Ela acrescenta que, em 2023, a lagoa chegou a atingir classe 2, mas ainda apresentava excesso de compostos como nitrato, nitrito e enxofre. “Para esportes náuticos, precisa chegar à classe 1. Não será imediato. Essa é a primeira etapa que vemos funcionar, mas precisamos de disciplina dos cidadãos, atuação constante dos órgãos públicos e da Copasa, principalmente no combate a ligações clandestinas. Pode acontecer? Pode. Mas, tecnicamente, acredito que não de forma imediata. Estamos no caminho.”
Expectativas e próximos passos
Para a bióloga, a junção da oxigenação com outras soluções naturais é promissora. “Chamamos isso de soluções baseadas na natureza. É muito comum no mundo e está vindo com força no Brasil. Quando vi as caravelas, houve crítica nas redes, até porque coincidiu com uma frente fria que matou peixes. Mas já houve recuperação. Temos visto mais peixes, aves e movimento de animais”, conta.

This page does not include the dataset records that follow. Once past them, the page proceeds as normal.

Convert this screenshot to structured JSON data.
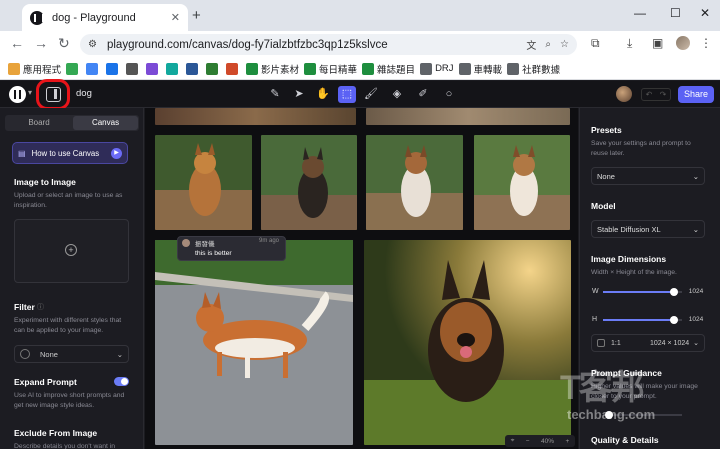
{
  "browser": {
    "tab_title": "dog - Playground",
    "new_tab": "+",
    "url": "playground.com/canvas/dog-fy7ialzbtfzbc3qp1z5kslvce",
    "bookmarks": [
      {
        "label": "應用程式",
        "color": "#e8a33b"
      },
      {
        "label": "",
        "color": "#34a853"
      },
      {
        "label": "",
        "color": "#4285f4"
      },
      {
        "label": "",
        "color": "#1a73e8"
      },
      {
        "label": "",
        "color": "#555555"
      },
      {
        "label": "",
        "color": "#7b4bd6"
      },
      {
        "label": "",
        "color": "#12a89d"
      },
      {
        "label": "",
        "color": "#2b5797"
      },
      {
        "label": "",
        "color": "#2e7d32"
      },
      {
        "label": "",
        "color": "#d04a2a"
      },
      {
        "label": "影片素材",
        "color": "#1e8e3e"
      },
      {
        "label": "每日精華",
        "color": "#1e8e3e"
      },
      {
        "label": "雜誌題目",
        "color": "#1e8e3e"
      },
      {
        "label": "DRJ",
        "color": "#5f6368"
      },
      {
        "label": "車轉載",
        "color": "#5f6368"
      },
      {
        "label": "社群數據",
        "color": "#5f6368"
      }
    ]
  },
  "app": {
    "project_name": "dog",
    "share_label": "Share",
    "accent": "#5b62f4",
    "highlight": "#e8141a"
  },
  "left_panel": {
    "tabs": [
      "Board",
      "Canvas"
    ],
    "active_tab": "Canvas",
    "how_to": "How to use Canvas",
    "image_to_image": {
      "title": "Image to Image",
      "desc": "Upload or select an image to use as inspiration."
    },
    "filter": {
      "title": "Filter",
      "desc": "Experiment with different styles that can be applied to your image.",
      "value": "None"
    },
    "expand_prompt": {
      "title": "Expand Prompt",
      "desc": "Use AI to improve short prompts and get new image style ideas.",
      "enabled": true
    },
    "exclude": {
      "title": "Exclude From Image",
      "desc": "Describe details you don't want in"
    }
  },
  "canvas": {
    "comment": {
      "author": "振發儀",
      "time": "9m ago",
      "message": "this is better"
    },
    "zoom": "40%"
  },
  "right_panel": {
    "presets": {
      "title": "Presets",
      "desc": "Save your settings and prompt to reuse later.",
      "value": "None"
    },
    "model": {
      "title": "Model",
      "value": "Stable Diffusion XL"
    },
    "dimensions": {
      "title": "Image Dimensions",
      "desc": "Width × Height of the image.",
      "w_label": "W",
      "w_value": "1024",
      "w_fraction": 0.9,
      "h_label": "H",
      "h_value": "1024",
      "h_fraction": 0.9,
      "ratio": "1:1",
      "ratio_value": "1024 × 1024"
    },
    "prompt_guidance": {
      "title": "Prompt Guidance",
      "desc": "Higher values will make your image closer to your prompt."
    },
    "quality": {
      "title": "Quality & Details"
    }
  },
  "watermark": {
    "main": "T客邦",
    "sub": "techbang.com"
  }
}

“Agora, com a oxigenação, que foi bem-sucedida no Rio Pinheiros e no Tietê, acredito que, se fizer um piloto e tudo der certo, injetando oxigênio, observando reação de animais e micro-organismos e analisando a água, poderemos ter bons resultados. Não é um estudo tão demorado, mas também não é imediato. A princípio, é uma boa resposta e uma ideia bacana, sim.”